Acara dimulai dengan sunatan tradisional bernama Tandaki. Asal tahu saja, sunatan ini telah dikerjakan ribuan tahun silam bahkan sebelum Islam masuk ke Buton. Di zaman lalu pakai bambu, tetapi kini telah menggunakan tenaga medis. Yang disunat, 500 anak-anak!

Selanjutnya adalah acara Kandea-kandea, semacam makan bersama. Tempat makannya unik, yakni bernama talang yakni nampan berkaki.

Kandea-kandea yg dimakan dari talang (Afif/detikTravel)

Aneka makanan yg menggoyang lidah! (Afif/detikTravel)

Suguhan kulinernya pun menggoyang lidah. Ada ikan dole berupa ikan kecil-kecil dan ditumbuk dengan kelapa. Lalu ayam nasuwolio yg bentuknya ayam goreng juga dengan kelapa. Kue-kue tradisional dari bolu sampai baruasa juga lengkap. Sungguh kenyang!

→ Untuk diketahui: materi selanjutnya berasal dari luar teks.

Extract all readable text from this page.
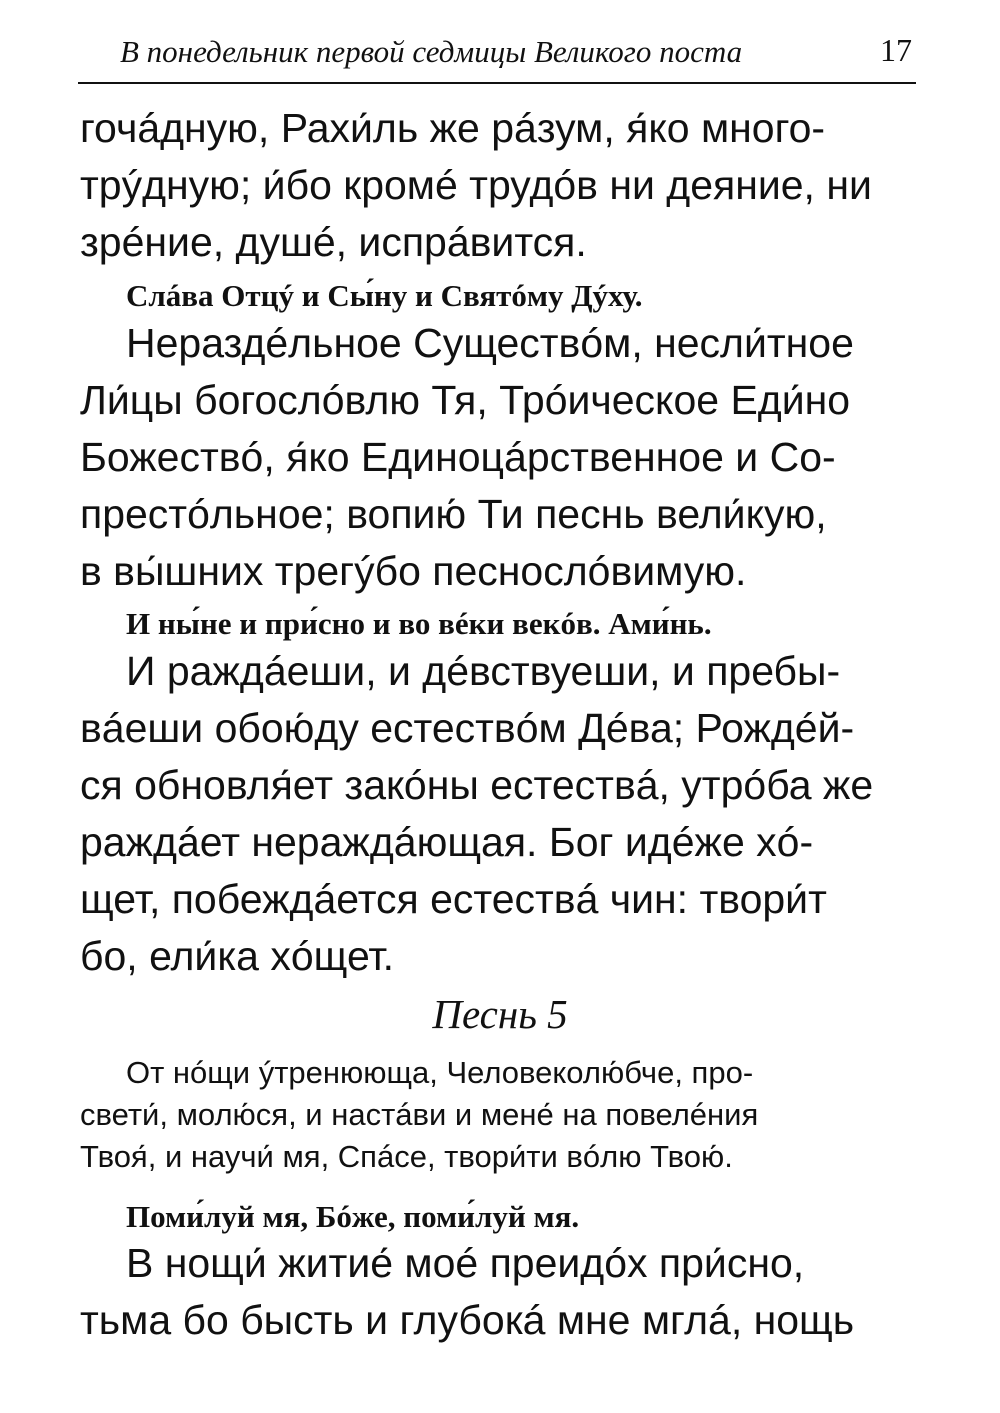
В понедельник первой седмицы Великого поста	17
гочáдную, Рахи́ль же рáзум, я́ко много-
трýдную; и́бо кромé трудóв ни деяние, ни
зрéние, душé, испрáвится.
Слáва Отцý и Сы́ну и Святóму Дýху.
Нераздéльное Существóм, несли́тное
Ли́цы богослóвлю Тя, Трóическое Еди́но
Божествó, я́ко Единоцáрственное и Со-
престóльное; вопию́ Ти песнь вели́кую,
в вы́шних трегýбо песнослóвимую.
И ны́не и при́сно и во вéки векóв. Ами́нь.
И раждáеши, и дéвствуеши, и пребы-
вáеши обою́ду естествóм Дéва; Рождéй-
ся обновля́ет закóны естествá, утрóба же
раждáет нераждáющая. Бог идéже хó-
щет, побеждáется естествá чин: твори́т
бо, ели́ка хóщет.
Песнь 5
От нóщи ýтренююща, Человеколю́бче, про-
свети́, молю́ся, и настáви и мене́ на повелéния
Твоя́, и научи́ мя, Спáсе, твори́ти вóлю Твою́.
Поми́луй мя, Бóже, поми́луй мя.
В нощи́ житие́ моé преидóх при́сно,
тьма бо бысть и глубокá мне мглá, нощь
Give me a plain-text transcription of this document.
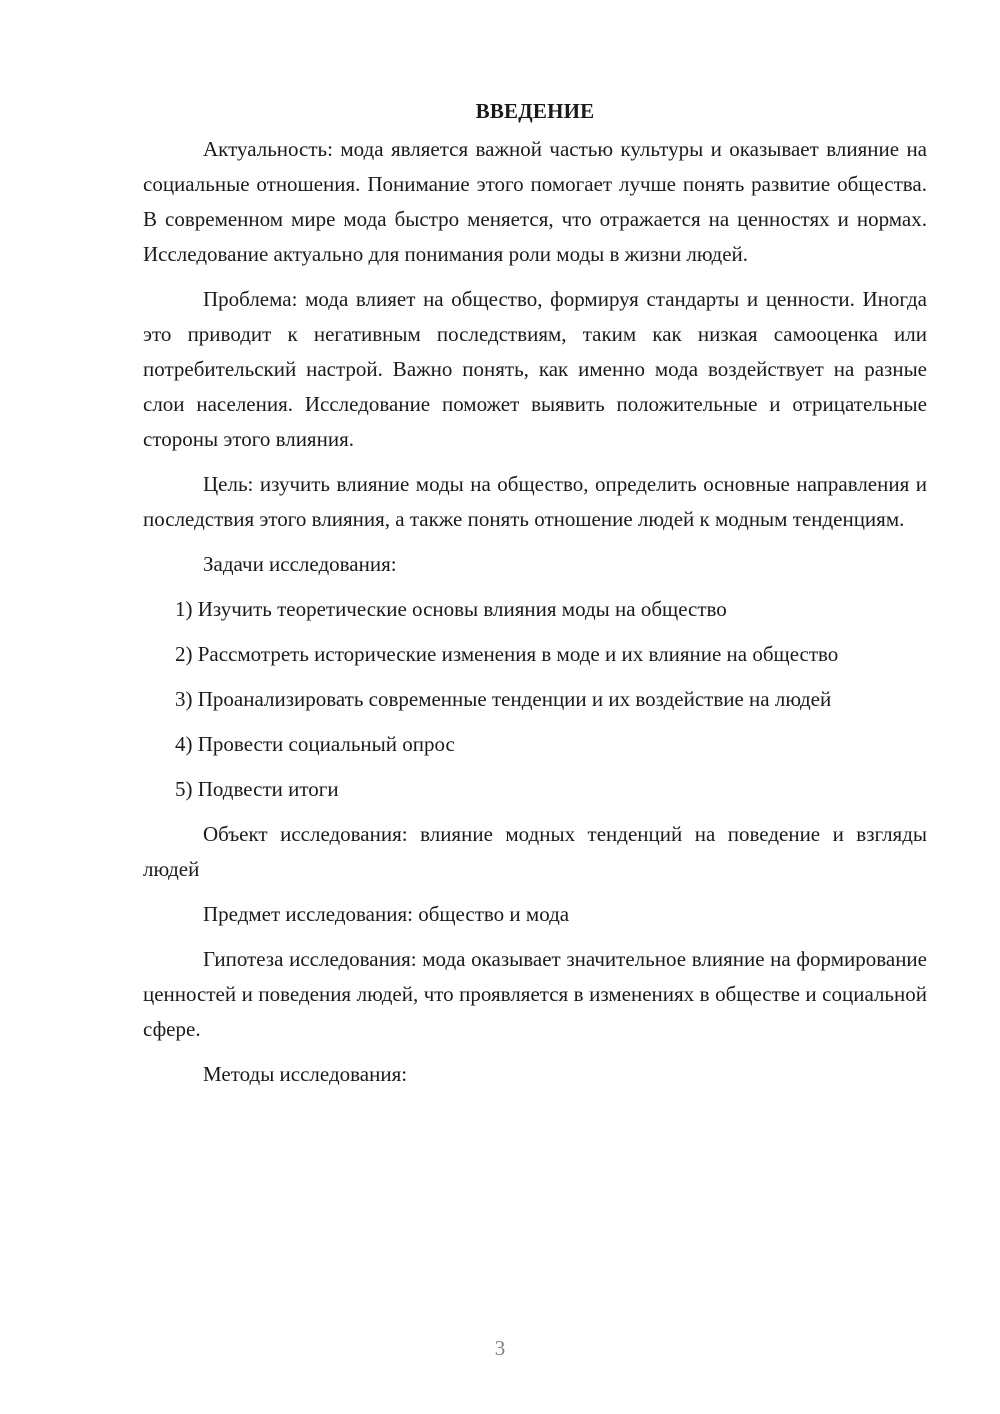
ВВЕДЕНИЕ

Актуальность: мода является важной частью культуры и оказывает влияние на социальные отношения. Понимание этого помогает лучше понять развитие общества. В современном мире мода быстро меняется, что отражается на ценностях и нормах. Исследование актуально для понимания роли моды в жизни людей.

Проблема: мода влияет на общество, формируя стандарты и ценности. Иногда это приводит к негативным последствиям, таким как низкая самооценка или потребительский настрой. Важно понять, как именно мода воздействует на разные слои населения. Исследование поможет выявить положительные и отрицательные стороны этого влияния.

Цель: изучить влияние моды на общество, определить основные направления и последствия этого влияния, а также понять отношение людей к модным тенденциям.

Задачи исследования:

1) Изучить теоретические основы влияния моды на общество

2) Рассмотреть исторические изменения в моде и их влияние на общество

3) Проанализировать современные тенденции и их воздействие на людей

4) Провести социальный опрос

5) Подвести итоги

Объект исследования: влияние модных тенденций на поведение и взгляды людей

Предмет исследования: общество и мода

Гипотеза исследования: мода оказывает значительное влияние на формирование ценностей и поведения людей, что проявляется в изменениях в обществе и социальной сфере.

Методы исследования:

3
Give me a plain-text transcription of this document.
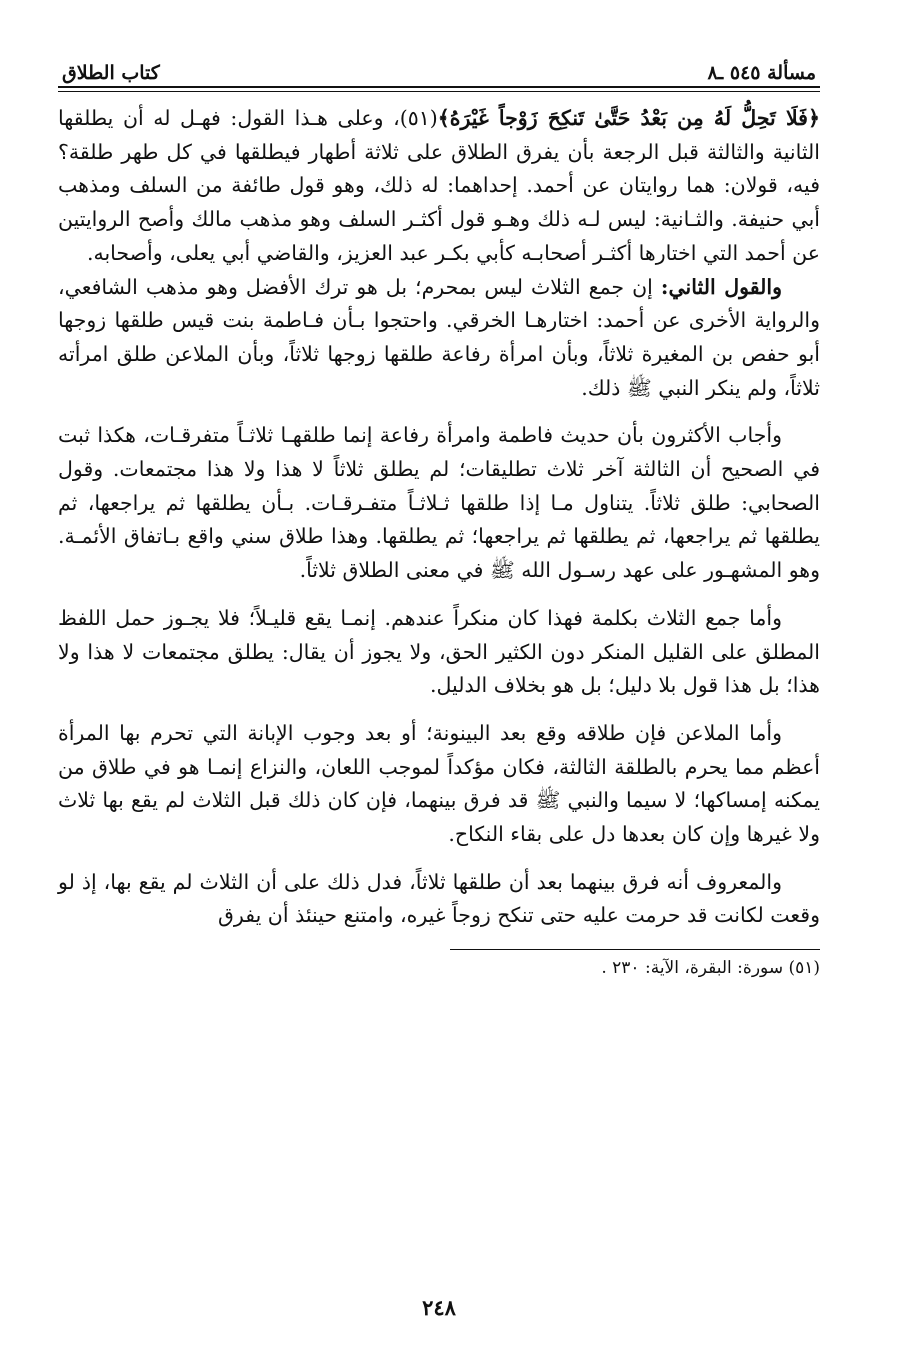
مسألة ٥٤٥ ـ٨
كتاب الطلاق

﴿فَلَا تَحِلُّ لَهُ مِن بَعْدُ حَتَّىٰ تَنكِحَ زَوْجاً غَيْرَهُ﴾(٥١)، وعلى هـذا القول: فهـل له أن يطلقها الثانية والثالثة قبل الرجعة بأن يفرق الطلاق على ثلاثة أطهار فيطلقها في كل طهر طلقة؟ فيه، قولان: هما روايتان عن أحمد. إحداهما: له ذلك، وهو قول طائفة من السلف ومذهب أبي حنيفة. والثـانية: ليس لـه ذلك وهـو قول أكثـر السلف وهو مذهب مالك وأصح الروايتين عن أحمد التي اختارها أكثـر أصحابـه كأبي بكـر عبد العزيز، والقاضي أبي يعلى، وأصحابه.

والقول الثاني: إن جمع الثلاث ليس بمحرم؛ بل هو ترك الأفضل وهو مذهب الشافعي، والرواية الأخرى عن أحمد: اختارهـا الخرقي. واحتجوا بـأن فـاطمة بنت قيس طلقها زوجها أبو حفص بن المغيرة ثلاثاً، وبأن امرأة رفاعة طلقها زوجها ثلاثاً، وبأن الملاعن طلق امرأته ثلاثاً، ولم ينكر النبي ﷺ ذلك.

وأجاب الأكثرون بأن حديث فاطمة وامرأة رفاعة إنما طلقهـا ثلاثـاً متفرقـات، هكذا ثبت في الصحيح أن الثالثة آخر ثلاث تطليقات؛ لم يطلق ثلاثاً لا هذا ولا هذا مجتمعات. وقول الصحابي: طلق ثلاثاً. يتناول مـا إذا طلقها ثـلاثـاً متفـرقـات. بـأن يطلقها ثم يراجعها، ثم يطلقها ثم يراجعها، ثم يطلقها ثم يراجعها؛ ثم يطلقها. وهذا طلاق سني واقع بـاتفاق الأئمـة. وهو المشهـور على عهد رسـول الله ﷺ في معنى الطلاق ثلاثاً.

وأما جمع الثلاث بكلمة فهذا كان منكراً عندهم. إنمـا يقع قليـلاً؛ فلا يجـوز حمل اللفظ المطلق على القليل المنكر دون الكثير الحق، ولا يجوز أن يقال: يطلق مجتمعات لا هذا ولا هذا؛ بل هذا قول بلا دليل؛ بل هو بخلاف الدليل.

وأما الملاعن فإن طلاقه وقع بعد البينونة؛ أو بعد وجوب الإبانة التي تحرم بها المرأة أعظم مما يحرم بالطلقة الثالثة، فكان مؤكداً لموجب اللعان، والنزاع إنمـا هو في طلاق من يمكنه إمساكها؛ لا سيما والنبي ﷺ قد فرق بينهما، فإن كان ذلك قبل الثلاث لم يقع بها ثلاث ولا غيرها وإن كان بعدها دل على بقاء النكاح.

والمعروف أنه فرق بينهما بعد أن طلقها ثلاثاً، فدل ذلك على أن الثلاث لم يقع بها، إذ لو وقعت لكانت قد حرمت عليه حتى تنكح زوجاً غيره، وامتنع حينئذ أن يفرق

(٥١) سورة: البقرة، الآية: ٢٣٠ .
٢٤٨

Kemudian adalah acara puncaknya, tarian kolosoal oleh 10.000 orang. Lokasinya berada di depan panggung dan para penonton mampu melihat dari ketinggian.

Ada 3 tarian yg ditampilkan, merupakan Lumense, Potimbe dan Ponare. Tiap tarian milik makna, gerakan dan kostum yg berbeda-beda. Satu tarian mampu dikerjakan ratusan orang.

Penampakan para penari Festival Budaya Tua Buton dari ketinggian (Afif/detikTravel)

Tarian khas Buton ditampilkan di festival ini (Afif/detikTravel)

Paling menarik adalah tari Lumense. Tarian ini bermakna pengusiran mahluk halus yg dikerjakan dengan menebas pohon pisang. Tari Potimbe pun seru dilihat, karena inilah tarian perang dengan pedang dan tombak yg besar-besar.

“Festival ini sangat menarik, bikin aku merinding,” kata Sekretaris Kementerian Pariwisata, Ukus Kuswara.

Sampai jumpa di Festival Budaya Tua Buton tahun depan!

Para penari di Festival Budaya Tua Buton (Afif/detikTravel)

(rdy/rdy)

Sumber: http://travel.detik.com/read/2016/08/25/071044/3282988/1382/10-ribu-penari-ramaikan-festival-budaya-tua-buton-meriah
Terima kasih sudah membaca berita 10 Ribu Penari Ramaikan Festival Budaya Tua Buton, Meriah!. Silahkan baca berita lain tentang Traveling lainnya.

Tags:

Leave a reply "10 Ribu Penari Ramaikan Festival Budaya Tua Buton, Meriah!"

This site uses Akismet to reduce spam. Learn how your comment data is processed.